The positions in Brazil (+70bps for Q4, +150bps for the year) and India (+25bps in Q4, flat for the year) were both contributors. The signs remain broadly positive on both fronts and given the long-term theses, OM wouldn’t be surprised to see them still in the portfolio in a few years’ time.
There were two negative contributors amongst the Thematic positions. Vietnam (-10bps in Q4, though approx. +50bps in 2019) continued to drift as it has since Q1. The VN Index generally headed in the same direction as the S&P 500 for most of the year, but this changed after the Fed’s October rate cuts when then VN Index pulled back. Generally, there’s little changed with the long-term thesis with economic growth remaining strong (GDP of 7%) and 2019 seeing a substantially tightening in government bond yields. However, there were some short-term cracks in Vietnam’s economic story that likely contributed to the fourth quarter weakness. The PMI fell below 50 and inflation rose above 5% (mainly due to pork prices), both for the first time in a number of years, and foreign investors were net sellers of shares for most of the second half of the year. Finally, OM exited the remaining tiny piece of the Argentina (-2bps) exposure, which has been discussed previously.
Idiosyncratic & Technical
The Funds (+75bps in the quarter, +200bps for the year) performed solidly throughout the year, though their more global nature meant they lagged the S&P 500. Texas Pacific Land Trust (TPL, +65bps in Q4, and +165bps in 2019) continued to perform well. After settling with activist shareholders during 2019, the company’s Conversion Exploration Committee is working on ways to convert or reorganize the Trust into a corporation.
The Technical book (+201bps), with its exposure to leveraged equity indices, continued to contribute healthily as markets rose taking its contributions to ~400bps for the year.
Portfolio (as at 12/31/19 - all delta and leverage adjusted, as appropriate)
Dislocations: 46.9%
23.1% - Greece (GREK, ALBKY, and EGFEY)
18.3% - Shipping (STNG, DSSI, EURN and NVGS)

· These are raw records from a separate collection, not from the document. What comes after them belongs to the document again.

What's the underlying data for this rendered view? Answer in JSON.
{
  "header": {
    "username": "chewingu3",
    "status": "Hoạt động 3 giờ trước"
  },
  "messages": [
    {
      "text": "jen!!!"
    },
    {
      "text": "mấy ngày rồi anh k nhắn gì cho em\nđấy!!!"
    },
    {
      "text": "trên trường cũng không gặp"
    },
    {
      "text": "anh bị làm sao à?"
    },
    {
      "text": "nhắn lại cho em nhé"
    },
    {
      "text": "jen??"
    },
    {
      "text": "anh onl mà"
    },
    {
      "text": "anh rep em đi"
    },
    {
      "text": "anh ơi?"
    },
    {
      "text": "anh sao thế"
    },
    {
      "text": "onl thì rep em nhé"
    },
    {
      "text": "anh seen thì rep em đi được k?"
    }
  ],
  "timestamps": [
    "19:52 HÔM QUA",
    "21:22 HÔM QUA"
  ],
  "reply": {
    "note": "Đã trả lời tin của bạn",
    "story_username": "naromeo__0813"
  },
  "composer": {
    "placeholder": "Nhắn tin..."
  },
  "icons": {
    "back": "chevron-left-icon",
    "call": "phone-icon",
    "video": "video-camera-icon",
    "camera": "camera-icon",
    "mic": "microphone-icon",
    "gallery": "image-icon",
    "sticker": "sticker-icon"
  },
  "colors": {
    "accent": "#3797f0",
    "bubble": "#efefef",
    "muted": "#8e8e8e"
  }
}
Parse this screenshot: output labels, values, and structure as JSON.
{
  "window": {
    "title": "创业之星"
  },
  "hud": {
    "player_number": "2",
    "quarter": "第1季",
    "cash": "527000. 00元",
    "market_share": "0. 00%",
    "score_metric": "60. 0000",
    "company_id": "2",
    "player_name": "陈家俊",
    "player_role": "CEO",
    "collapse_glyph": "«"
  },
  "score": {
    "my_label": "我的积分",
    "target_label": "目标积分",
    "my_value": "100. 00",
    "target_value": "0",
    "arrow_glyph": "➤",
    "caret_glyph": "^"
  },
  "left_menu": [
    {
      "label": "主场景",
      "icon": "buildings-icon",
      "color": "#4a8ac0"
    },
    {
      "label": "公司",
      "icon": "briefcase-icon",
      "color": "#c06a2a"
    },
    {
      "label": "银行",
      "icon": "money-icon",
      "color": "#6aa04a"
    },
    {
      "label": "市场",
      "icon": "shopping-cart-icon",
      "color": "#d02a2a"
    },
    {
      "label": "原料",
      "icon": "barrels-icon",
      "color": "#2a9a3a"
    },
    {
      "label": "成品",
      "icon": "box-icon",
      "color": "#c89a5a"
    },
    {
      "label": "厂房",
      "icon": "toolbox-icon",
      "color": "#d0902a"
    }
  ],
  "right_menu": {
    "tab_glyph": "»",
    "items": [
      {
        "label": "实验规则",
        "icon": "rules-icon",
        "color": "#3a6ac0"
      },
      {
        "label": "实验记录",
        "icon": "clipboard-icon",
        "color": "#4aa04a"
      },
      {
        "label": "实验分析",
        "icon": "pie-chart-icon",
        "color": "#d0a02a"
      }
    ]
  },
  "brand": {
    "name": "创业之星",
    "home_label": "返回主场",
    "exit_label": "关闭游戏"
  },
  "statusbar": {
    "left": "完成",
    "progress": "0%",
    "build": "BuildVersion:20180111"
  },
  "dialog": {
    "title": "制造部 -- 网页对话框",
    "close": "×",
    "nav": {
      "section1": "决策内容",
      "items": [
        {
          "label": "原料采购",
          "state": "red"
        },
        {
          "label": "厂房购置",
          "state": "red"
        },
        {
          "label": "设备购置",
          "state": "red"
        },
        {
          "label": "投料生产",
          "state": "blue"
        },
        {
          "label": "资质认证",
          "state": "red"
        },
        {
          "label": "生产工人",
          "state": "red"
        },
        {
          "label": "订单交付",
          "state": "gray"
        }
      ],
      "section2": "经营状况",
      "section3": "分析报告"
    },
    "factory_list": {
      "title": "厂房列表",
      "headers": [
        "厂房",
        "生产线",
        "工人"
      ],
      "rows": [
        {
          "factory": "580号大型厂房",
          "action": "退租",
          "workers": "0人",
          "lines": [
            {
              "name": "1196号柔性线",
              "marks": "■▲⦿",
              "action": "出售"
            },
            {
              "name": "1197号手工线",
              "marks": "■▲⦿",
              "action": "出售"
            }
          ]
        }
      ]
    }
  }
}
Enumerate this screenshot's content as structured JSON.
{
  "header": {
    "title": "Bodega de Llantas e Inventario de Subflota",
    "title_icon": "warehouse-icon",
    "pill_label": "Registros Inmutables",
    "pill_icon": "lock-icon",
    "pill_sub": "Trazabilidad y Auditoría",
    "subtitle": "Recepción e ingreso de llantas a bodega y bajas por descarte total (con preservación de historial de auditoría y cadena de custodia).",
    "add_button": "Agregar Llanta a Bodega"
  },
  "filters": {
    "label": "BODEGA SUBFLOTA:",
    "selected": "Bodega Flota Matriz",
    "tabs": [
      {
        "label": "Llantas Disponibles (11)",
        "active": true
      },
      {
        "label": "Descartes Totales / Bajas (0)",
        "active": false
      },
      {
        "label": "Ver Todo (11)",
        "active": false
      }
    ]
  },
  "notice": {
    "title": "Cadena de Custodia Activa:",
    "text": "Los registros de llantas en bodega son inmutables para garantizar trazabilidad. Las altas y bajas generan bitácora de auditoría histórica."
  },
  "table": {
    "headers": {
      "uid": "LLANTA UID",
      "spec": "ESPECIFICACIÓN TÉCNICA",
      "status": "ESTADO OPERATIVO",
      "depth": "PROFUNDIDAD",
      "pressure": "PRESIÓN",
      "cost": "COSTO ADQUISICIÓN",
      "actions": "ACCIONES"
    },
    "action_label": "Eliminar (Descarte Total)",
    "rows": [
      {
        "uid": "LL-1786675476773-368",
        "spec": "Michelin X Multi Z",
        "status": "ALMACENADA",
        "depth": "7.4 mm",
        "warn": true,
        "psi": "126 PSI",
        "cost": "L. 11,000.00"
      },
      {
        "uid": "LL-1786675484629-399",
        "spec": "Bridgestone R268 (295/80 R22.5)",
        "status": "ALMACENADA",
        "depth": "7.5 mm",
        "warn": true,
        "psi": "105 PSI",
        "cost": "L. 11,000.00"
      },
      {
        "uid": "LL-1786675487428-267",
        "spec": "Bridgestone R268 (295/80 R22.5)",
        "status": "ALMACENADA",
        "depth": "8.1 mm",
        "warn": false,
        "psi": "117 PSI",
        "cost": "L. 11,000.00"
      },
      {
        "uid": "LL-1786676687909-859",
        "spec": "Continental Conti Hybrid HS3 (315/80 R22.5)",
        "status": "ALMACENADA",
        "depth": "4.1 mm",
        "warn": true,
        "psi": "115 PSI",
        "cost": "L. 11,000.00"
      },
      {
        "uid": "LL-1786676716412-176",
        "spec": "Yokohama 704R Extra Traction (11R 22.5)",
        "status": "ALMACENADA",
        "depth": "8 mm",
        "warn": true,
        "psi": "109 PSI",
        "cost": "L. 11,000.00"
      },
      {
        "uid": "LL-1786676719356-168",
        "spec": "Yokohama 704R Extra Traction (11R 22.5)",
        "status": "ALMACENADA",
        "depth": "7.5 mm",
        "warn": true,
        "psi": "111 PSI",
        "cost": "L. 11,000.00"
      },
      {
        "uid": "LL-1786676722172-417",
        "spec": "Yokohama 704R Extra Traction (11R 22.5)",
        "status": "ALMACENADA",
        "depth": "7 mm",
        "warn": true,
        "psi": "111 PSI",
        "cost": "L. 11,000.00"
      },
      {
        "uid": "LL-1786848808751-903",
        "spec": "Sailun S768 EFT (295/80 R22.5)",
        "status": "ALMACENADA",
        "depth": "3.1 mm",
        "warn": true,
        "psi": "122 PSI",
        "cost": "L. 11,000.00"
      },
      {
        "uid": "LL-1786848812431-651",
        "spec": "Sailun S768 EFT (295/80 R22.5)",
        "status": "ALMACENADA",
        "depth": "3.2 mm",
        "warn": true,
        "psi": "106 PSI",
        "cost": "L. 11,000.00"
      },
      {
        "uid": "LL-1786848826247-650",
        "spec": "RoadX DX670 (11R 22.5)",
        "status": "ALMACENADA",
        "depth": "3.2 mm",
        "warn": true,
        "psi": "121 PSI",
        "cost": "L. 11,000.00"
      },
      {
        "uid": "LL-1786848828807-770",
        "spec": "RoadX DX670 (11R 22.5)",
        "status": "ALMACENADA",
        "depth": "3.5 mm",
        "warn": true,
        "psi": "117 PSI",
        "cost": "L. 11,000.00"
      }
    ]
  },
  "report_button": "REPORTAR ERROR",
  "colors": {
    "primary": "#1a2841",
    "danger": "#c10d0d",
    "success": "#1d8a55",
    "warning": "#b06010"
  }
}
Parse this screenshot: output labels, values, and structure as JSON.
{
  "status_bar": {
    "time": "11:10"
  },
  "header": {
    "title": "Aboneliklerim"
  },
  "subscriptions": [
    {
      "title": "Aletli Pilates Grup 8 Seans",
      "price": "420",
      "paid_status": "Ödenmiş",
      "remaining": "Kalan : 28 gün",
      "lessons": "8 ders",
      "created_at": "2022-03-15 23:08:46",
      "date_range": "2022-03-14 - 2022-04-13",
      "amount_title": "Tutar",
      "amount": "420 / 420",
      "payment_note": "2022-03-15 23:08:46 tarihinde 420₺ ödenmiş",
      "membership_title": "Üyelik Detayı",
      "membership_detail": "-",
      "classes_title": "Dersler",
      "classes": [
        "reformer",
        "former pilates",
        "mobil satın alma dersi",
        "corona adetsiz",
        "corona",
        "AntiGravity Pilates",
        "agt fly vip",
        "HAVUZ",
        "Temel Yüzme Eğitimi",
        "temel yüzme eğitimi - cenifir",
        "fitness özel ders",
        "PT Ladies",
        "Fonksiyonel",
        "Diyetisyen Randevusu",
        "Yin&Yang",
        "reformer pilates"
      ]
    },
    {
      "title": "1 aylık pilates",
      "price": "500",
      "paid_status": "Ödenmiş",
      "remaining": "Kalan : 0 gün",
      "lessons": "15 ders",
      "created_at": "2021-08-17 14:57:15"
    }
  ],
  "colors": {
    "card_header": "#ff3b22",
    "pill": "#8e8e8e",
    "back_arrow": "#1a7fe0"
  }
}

5.5% - Uranium (URA, CCJ and NXE)
Thematic: 25.1%
8.6% - Tech: 4th Industrial Revolution (JD, IGV & WCLD)
5.7% - Vietnam (VNM)
5.5% - India (INDA and SCIF)
5.0% - Brazil (EWZ)
0.0% - Blockchain (no positions)
Technical: 22.6%
22.6% - OEW Technical positions (DDM, SSO, and QLD)
Idiosyncratic: 15.6%
12.3% - Funds (ARTTX, CWS, GVAL, and CAPE)
3.3% - Equities (TPL)
Shorts/Hedges: 0.0%
Cash: 1.1%
Disclaimer: Nothing above represents a recommendation in any way, shape or form so please don’t even think of trying to take it that way. For added clarity, while Our Man is invested in all of the securities mentioned that’s a terrible reason for anyone else to do so. Our Man also holds some cash and a few other securities (of negligible value). You should not buy any of these securities because Our Man has mentioned them, but should do your own work and decide what’s best for you given your own circumstances/risk tolerance/etc.